Voyager Books, £10.99

Pirates, princes, priests and heroes come together in this tale of magic, dark gods and piracy on the high seas. Squire James, of Prince Arutha's court, is sent to recover the stolen gem known as the Tear of the Gods. The gem is said to be the conduit through which man can talk to the gods and if it is lost it could lead to terrible suffering throughout the land.

The gem is in a sunken ship at the bottom of the sea and a race is on to see whether the light or dark side can get to it first. Accompanying James on his quest is the formidable mage Jazhara and together they shall strive to overcome the obstacles of evil placed before them.

Raymond E. Feist introduced the world of Midkemia in his first novel, 'Magician', in 1982. Now with thirteen books in print and two computer games on the market he has a global fan base and is a regular on the New York Times Bestseller List. Considering all this success it's quite surprising that his writing is just so poor.

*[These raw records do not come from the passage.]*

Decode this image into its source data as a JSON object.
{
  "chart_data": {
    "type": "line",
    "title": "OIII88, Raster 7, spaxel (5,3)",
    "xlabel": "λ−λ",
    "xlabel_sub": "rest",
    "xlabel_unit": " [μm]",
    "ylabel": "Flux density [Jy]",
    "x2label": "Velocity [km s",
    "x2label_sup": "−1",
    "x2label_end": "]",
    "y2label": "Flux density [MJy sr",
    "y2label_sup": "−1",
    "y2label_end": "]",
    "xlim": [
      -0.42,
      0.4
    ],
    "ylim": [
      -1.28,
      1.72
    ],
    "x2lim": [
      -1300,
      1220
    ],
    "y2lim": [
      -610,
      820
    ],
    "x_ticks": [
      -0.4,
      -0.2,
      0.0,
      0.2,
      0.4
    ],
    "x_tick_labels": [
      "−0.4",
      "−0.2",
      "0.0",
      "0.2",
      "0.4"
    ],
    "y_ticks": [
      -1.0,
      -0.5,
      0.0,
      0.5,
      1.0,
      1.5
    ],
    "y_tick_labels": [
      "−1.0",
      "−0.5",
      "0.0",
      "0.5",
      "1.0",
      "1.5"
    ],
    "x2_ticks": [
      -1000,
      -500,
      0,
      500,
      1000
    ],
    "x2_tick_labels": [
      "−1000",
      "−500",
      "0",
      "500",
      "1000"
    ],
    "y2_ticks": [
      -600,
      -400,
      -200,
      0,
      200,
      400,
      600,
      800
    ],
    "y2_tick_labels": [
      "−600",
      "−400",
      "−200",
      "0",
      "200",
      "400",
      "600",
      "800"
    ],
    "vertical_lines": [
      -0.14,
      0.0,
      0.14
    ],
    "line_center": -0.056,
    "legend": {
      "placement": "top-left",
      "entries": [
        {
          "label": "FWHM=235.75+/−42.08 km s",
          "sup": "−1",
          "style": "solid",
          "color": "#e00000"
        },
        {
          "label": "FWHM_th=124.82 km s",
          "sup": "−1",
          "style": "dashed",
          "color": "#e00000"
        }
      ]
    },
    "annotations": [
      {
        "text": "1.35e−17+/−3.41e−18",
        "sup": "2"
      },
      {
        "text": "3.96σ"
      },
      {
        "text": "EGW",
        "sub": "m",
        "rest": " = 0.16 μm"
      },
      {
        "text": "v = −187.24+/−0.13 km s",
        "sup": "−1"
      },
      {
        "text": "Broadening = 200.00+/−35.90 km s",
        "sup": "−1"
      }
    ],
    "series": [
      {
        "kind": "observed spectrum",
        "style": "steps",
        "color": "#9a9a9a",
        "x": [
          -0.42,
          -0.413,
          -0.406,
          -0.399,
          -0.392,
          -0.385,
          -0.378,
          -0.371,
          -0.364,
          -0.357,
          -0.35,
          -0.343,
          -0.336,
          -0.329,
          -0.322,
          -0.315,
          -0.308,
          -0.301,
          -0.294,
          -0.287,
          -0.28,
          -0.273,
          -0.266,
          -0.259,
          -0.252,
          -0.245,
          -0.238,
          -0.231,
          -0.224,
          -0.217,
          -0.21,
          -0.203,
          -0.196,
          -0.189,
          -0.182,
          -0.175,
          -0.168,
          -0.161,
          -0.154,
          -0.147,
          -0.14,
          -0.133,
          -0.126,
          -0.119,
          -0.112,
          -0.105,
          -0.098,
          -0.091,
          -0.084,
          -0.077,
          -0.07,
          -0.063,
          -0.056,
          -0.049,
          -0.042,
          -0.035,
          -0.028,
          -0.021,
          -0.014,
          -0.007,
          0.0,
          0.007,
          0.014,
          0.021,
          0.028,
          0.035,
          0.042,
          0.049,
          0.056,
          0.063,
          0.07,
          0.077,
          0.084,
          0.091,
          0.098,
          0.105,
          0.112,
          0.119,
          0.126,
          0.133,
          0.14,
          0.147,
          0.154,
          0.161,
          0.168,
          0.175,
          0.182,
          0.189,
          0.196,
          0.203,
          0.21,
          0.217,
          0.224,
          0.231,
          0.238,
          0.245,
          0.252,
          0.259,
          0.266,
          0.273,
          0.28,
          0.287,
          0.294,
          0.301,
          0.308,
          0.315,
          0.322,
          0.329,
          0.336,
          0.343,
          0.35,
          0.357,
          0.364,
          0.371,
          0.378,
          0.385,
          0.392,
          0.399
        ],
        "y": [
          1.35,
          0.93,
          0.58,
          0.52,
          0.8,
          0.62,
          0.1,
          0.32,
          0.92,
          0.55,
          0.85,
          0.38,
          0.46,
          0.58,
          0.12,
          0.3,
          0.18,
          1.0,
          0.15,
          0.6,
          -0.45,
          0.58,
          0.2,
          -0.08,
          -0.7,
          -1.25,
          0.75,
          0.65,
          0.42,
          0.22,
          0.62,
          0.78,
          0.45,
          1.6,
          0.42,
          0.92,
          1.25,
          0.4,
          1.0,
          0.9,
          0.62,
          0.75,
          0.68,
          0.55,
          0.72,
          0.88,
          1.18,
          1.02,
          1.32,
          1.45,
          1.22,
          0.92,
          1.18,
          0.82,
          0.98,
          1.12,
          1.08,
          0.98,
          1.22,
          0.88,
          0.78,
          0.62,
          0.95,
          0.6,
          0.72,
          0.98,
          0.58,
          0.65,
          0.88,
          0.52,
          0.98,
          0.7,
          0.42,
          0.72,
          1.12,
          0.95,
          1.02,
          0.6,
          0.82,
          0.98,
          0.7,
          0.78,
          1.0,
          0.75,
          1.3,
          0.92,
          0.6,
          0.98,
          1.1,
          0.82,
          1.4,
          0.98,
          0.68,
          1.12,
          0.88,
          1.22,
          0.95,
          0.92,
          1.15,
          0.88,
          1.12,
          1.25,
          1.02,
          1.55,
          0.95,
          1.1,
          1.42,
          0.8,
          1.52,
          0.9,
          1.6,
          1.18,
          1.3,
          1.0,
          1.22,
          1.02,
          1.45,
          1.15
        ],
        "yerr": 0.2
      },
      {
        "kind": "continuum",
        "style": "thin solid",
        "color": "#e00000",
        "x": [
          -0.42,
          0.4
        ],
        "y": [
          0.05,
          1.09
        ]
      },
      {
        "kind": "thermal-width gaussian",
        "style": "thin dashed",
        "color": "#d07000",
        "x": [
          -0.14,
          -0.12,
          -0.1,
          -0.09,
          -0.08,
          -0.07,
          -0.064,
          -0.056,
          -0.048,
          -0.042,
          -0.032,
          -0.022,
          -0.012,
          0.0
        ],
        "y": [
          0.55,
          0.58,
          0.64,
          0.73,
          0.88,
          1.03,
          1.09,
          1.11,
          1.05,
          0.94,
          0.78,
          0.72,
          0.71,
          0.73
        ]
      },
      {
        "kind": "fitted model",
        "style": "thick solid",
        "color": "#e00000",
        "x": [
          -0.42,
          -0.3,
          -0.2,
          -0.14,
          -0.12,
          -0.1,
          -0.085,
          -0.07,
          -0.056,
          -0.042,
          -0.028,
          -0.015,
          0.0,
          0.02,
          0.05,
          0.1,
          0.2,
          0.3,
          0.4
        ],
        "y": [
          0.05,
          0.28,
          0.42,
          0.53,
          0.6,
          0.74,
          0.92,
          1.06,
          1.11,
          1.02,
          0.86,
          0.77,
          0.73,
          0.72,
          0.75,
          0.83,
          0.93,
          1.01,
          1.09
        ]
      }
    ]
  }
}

Feist's earlier novels are nowhere near as bad as this one. He put more heart and soul into them and it was clear he was developing his world and his characters for the love of it. Certainly his target audience were teenagers but his writing was of sufficient quality that it made acceptable adult fiction.

What followed was success, money and a guaranteed audience. A note at the start of the book gives you due warning for what's to come. This book is based on the plot of a computer game co-devised by Feist. The characters are shallow, the dialogue used only to repeat over and over again the key elements of the plot as the characters talk to each like idiot robots. The plot itself is linear and compartmentalised, like a mini-series. Even the editing is poor, with the same phrase appearing twice or three times in paragraphs throughout the book.

Feist was really phoning it in for this one and his previous success is no excuse for publishing this kind of wasted paper. Still and all I expect it will do quite well and make the money for both the publishers and Feist, which is presumably the only reason he bothered to write this book.